Vos decís que tenga problemas?


----------



## el-rey-julien (Jun 29, 2012)

si lo pones solo si se quema


----------



## Dioxis (Jun 29, 2012)

el-rey-julien dijo:


> si lo pones solo si se quema



4 resistencias de 4.7Ohm a 1w y ese potenciometro decia..


----------



## DJ DRACO (Jun 29, 2012)

Sumá las resistencias!!!!

Si le pones 4 de 4,7Ohms + 20Kohms del pote

te da una resistencia de más de 20K y la corriente que va a circular es bajísima, ínfima

y obviamente la potencia disipada será menor y el calor nulo.

Calculá con ley de OHM!

La corriente será: 5V / 20018,8 = 0,0002497 A!!!!!!!!!!!!!

Si en cambio dejás sólo las 4 resistencias de 4,7Ohms la corriente sería:

5V / 18,8Ohms = 0,266 A que es casi lo que tenés disponible: 0,300 A

O sea que joya!


----------



## Dioxis (Jun 29, 2012)

DJ DRACO dijo:


> Sumá las resistencias!!!!
> 
> Si le pones 4 de 4,7Ohms + 20Kohms del pote
> 
> ...



Si ..si.. che disculpa si me exprese mal.. pero lo que decís es o lo que voy a hacer,.., solo le pongo ese potenciometro.. porque tengo algunos .. entonces si calienta mucho puedo regular...


----------



## DJ DRACO (Jun 29, 2012)

Pero ese pote es de muy alta resistencia...la regulación va a ser malísima...

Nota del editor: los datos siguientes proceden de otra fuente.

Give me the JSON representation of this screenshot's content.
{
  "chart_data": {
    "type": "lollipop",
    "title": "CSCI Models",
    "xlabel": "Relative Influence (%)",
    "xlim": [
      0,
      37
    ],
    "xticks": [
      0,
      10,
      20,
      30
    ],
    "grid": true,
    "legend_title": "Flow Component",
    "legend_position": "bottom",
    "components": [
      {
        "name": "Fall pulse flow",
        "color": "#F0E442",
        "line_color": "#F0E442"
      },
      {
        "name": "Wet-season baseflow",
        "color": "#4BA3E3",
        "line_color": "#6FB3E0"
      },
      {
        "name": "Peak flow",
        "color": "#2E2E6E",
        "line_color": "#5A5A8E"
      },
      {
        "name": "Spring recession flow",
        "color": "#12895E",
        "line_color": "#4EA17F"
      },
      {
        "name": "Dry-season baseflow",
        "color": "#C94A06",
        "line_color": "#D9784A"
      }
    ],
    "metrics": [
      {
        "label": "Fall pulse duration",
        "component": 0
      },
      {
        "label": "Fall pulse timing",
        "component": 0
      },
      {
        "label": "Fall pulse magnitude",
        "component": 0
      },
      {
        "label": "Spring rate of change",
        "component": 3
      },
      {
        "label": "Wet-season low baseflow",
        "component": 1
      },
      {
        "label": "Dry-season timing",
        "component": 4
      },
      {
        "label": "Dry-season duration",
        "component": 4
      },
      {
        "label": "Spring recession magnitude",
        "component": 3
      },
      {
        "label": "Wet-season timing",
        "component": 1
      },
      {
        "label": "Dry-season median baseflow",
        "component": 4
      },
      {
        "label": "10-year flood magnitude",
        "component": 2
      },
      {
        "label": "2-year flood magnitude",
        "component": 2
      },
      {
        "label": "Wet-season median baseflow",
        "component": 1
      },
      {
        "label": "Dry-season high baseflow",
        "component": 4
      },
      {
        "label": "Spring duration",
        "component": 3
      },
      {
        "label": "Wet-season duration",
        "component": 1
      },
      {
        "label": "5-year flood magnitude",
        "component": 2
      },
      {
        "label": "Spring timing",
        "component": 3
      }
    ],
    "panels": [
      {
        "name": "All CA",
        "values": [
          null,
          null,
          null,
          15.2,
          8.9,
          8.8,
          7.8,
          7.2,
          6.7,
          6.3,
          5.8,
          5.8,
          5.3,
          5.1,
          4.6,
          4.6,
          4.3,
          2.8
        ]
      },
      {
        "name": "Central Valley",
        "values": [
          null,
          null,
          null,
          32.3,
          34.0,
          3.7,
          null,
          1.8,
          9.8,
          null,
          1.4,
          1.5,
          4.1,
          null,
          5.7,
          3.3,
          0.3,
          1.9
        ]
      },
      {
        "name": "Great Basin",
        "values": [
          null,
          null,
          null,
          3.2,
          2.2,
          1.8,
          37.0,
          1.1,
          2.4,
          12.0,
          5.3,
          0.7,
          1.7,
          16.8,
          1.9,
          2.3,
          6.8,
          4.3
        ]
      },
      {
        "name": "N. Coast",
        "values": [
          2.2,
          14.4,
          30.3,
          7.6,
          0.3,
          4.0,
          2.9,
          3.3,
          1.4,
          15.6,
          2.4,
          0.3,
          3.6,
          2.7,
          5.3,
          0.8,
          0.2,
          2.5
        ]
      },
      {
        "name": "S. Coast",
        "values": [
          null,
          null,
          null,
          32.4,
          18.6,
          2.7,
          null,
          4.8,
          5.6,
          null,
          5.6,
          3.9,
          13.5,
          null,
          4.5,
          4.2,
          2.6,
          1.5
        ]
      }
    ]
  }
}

Buscate uno de máximo 100 Ohms.


----------



## Dioxis (Jun 29, 2012)

DJ DRACO dijo:


> Pero ese pote es de muy alta resistencia...la regulación va a ser malísima...
> 
> Buscate uno de máximo 100 Ohms.



Dale.. muchas gracias loco..!. 

Gracias a todos los que respondieron..!. 

Pd: si necesitan ayuda en software..(vb,c++,java y lenguajes web) los ayudo.!


----------



## powerful (Jun 29, 2012)

Dioxis ,el potenciometro tiene que ser de la magnitud de las resistencias y es alambrado(nicrom, alucrom o similar) . Los valores  estan por 10 Ohm/3W, 17 Ohm/5W o similares .


----------



## aquileslor (Jun 29, 2012)

Mirá tengo alambre de nickron de 0,3 mm de diámetro y tiene 14 ohm por metro. Necesitarías por lo menos 40 volts para calentarlo. Por que no usás una lámpara y la cubrís con una caperuza de lata para que no te dé la luz...Tenés lámparas desde 5 W...


----------